# Polygon Matching Walkthrough

In this notebook we show how to utilse our PolgonMatcher class to find areas where existing conservation area boundaries do not match polygons found via other resources such as Open Street Map or OS Zoomstack. 

This is done by 'snapping' our existing boundary to nearby polygon features such as woods, residential areas and similar. We produce a new boundary polygon and measure where this disagrees with the original. 

In [None]:
import urllib

import geopandas as gpd
import numpy as np
import osmnx as ox
import polars as pl
import requests
from brdr.enums import OpenbaarDomeinStrategy
from geopandas import GeoDataFrame
from polars import DataFrame
from shapely.wkt import loads

from data_quality_utils.polygon.plotting import (
    get_plotting_polygons,
    plot_area_with_sliders,
)
from data_quality_utils.polygon.polygon_matcher import PolygonMatcher

In [None]:
datasette_base_url = "https://datasette.planning.data.gov.uk/conservation-area.csv"

query = """
select * 
from entity
"""
encoded_query = urllib.parse.urlencode({"sql": query})

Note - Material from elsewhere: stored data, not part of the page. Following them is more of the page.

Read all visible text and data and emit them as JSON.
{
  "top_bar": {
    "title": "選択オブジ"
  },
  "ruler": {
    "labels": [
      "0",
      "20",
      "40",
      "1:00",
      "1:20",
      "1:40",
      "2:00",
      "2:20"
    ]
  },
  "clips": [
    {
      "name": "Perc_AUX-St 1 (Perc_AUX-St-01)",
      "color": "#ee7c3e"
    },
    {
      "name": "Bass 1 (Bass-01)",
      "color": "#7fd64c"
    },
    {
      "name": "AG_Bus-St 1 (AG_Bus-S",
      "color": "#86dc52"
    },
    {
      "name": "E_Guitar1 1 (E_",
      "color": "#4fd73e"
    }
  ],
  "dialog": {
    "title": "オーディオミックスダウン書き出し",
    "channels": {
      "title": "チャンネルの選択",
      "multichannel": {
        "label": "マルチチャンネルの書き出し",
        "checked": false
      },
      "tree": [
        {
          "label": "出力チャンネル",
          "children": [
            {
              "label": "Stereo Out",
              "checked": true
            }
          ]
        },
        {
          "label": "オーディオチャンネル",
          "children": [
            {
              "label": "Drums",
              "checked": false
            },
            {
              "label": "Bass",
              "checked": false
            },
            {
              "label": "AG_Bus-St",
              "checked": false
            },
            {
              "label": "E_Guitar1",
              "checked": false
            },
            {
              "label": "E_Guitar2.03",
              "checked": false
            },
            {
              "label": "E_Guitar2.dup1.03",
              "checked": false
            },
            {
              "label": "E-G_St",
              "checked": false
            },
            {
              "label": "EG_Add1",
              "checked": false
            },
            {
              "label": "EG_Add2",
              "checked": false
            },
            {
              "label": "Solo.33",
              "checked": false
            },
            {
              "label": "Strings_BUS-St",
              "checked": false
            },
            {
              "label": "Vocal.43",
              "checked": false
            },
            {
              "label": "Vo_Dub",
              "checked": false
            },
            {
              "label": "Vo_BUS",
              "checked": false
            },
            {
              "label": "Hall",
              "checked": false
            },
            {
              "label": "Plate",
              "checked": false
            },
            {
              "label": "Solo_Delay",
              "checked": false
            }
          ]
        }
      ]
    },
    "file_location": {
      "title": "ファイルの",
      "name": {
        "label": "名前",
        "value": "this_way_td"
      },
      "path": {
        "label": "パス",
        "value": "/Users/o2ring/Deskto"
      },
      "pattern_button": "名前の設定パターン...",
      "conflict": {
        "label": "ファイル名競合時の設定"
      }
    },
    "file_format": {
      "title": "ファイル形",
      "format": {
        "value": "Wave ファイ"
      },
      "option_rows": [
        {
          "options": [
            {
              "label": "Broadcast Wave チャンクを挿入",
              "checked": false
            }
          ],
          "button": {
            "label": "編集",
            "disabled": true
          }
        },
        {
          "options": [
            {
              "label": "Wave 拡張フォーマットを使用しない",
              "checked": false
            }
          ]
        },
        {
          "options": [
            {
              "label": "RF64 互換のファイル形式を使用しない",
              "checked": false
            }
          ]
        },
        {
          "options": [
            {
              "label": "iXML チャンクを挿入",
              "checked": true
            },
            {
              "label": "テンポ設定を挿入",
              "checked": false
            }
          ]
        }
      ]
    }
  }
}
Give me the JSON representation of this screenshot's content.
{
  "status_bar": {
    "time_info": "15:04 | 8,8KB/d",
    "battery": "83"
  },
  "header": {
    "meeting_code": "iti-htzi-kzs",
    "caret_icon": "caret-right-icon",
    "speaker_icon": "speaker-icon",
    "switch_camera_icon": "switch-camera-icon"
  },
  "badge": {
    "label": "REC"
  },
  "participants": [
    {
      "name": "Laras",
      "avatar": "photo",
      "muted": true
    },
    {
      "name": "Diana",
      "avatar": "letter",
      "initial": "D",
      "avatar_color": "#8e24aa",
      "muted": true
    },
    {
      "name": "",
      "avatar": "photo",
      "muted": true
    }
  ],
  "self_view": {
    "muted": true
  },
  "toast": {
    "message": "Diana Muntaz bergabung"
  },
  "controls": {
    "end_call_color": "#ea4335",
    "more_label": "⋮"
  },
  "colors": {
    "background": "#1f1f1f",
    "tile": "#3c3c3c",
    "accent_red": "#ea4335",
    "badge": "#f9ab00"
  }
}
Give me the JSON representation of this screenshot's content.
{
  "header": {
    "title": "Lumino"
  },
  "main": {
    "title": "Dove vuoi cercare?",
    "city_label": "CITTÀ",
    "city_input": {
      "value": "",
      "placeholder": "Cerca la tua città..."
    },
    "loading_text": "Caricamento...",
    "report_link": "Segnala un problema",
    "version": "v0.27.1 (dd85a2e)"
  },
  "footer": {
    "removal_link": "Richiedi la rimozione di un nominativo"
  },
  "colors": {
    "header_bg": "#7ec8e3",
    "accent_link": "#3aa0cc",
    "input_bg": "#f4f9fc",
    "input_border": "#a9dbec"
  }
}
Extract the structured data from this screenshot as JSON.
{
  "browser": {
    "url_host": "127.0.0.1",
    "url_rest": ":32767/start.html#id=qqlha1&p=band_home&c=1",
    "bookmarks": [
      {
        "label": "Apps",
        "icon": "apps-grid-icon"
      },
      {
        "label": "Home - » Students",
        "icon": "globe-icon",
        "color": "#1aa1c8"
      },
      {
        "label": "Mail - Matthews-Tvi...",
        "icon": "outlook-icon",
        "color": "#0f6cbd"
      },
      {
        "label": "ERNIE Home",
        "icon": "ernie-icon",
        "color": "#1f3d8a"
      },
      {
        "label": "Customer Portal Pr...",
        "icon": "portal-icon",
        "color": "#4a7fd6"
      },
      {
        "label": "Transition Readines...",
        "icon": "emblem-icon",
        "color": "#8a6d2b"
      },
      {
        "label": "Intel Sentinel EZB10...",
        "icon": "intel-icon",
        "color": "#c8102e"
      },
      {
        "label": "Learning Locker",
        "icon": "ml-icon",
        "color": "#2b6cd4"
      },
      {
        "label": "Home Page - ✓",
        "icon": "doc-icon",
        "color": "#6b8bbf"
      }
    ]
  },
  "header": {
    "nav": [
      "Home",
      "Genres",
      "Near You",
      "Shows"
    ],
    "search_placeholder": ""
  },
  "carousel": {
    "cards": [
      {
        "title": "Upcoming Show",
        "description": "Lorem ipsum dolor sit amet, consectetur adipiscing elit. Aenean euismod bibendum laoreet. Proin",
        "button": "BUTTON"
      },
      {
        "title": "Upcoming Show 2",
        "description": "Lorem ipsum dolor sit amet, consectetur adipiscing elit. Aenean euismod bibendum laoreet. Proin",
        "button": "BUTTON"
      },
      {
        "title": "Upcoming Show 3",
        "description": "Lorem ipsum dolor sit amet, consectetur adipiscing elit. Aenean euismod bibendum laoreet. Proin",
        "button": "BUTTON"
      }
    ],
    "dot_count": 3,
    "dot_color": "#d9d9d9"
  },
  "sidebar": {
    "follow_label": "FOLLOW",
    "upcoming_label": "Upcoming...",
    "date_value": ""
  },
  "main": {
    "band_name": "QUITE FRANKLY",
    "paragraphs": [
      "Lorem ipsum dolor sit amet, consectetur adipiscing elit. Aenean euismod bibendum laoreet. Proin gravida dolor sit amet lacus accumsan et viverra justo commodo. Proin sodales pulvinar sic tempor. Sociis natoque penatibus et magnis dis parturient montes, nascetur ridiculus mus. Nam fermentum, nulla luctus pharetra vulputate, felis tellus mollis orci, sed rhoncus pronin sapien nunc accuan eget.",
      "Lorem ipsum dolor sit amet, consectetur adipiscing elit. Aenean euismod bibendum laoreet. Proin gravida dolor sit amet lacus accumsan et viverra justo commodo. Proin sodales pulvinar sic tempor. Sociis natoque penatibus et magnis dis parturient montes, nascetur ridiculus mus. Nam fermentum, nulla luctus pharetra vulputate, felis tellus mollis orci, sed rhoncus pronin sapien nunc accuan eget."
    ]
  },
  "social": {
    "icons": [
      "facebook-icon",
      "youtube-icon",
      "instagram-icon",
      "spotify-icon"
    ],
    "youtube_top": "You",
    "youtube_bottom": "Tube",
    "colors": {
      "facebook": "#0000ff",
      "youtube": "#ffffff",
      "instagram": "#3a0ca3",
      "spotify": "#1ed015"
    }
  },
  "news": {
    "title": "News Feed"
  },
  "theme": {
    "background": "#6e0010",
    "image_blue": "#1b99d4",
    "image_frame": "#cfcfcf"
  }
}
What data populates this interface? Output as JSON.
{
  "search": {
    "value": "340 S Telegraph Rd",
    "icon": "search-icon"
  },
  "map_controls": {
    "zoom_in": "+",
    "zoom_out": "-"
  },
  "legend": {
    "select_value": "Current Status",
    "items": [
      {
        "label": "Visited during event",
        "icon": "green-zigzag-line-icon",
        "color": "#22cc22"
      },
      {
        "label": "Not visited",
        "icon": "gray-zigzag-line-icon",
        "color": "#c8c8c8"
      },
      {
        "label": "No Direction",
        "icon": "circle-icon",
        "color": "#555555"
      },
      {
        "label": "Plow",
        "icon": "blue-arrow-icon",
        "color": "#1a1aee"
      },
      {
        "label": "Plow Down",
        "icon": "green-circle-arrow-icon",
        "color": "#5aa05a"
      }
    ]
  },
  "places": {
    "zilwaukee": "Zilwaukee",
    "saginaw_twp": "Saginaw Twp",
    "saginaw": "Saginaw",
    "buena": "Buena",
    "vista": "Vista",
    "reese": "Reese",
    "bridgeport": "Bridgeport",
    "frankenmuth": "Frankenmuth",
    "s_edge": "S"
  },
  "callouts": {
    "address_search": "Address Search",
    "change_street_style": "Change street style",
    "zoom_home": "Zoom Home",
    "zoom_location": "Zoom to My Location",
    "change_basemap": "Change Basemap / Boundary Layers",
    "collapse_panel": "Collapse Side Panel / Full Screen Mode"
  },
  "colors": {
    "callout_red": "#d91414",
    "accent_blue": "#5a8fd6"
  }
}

r = requests.get(f"{datasette_base_url}?{encoded_query}", auth=("user", "pass"))

filename = "datasette_data.csv"
with open(filename, "wb") as f_out:
    f_out.write(r.content)

data = pl.read_csv(filename)

## Polygon Matcher class

We initialise our class here for our workflow, with parameters that specify how sensitive and far reaching we wish our matcher to be. Our `polygon_snap_distance` represents the distance (m) we want the new boundary to consider snapping to polygons within, so a larger value results in more extreme boundary changes. The `overlap_sensitivity` represents how sensitive our snapping algorithm is to the new base features as a percentage, lower is more sensitive. The `snapping_strategy` is a parameter for our snapping library that determines how the original boundary changes with the base features. From the brdr documentation:

`EXCLUDE`: Completely exclude everything that is not on the reference layer

`AS_IS`: All parts that are not covered by the reference layer are added to the resulting geometry AS IS

`SNAP_INNER_SIDE`: Everything that falls within the relevant distance over the plot boundary is snapped to the plot. The outer boundary is not used.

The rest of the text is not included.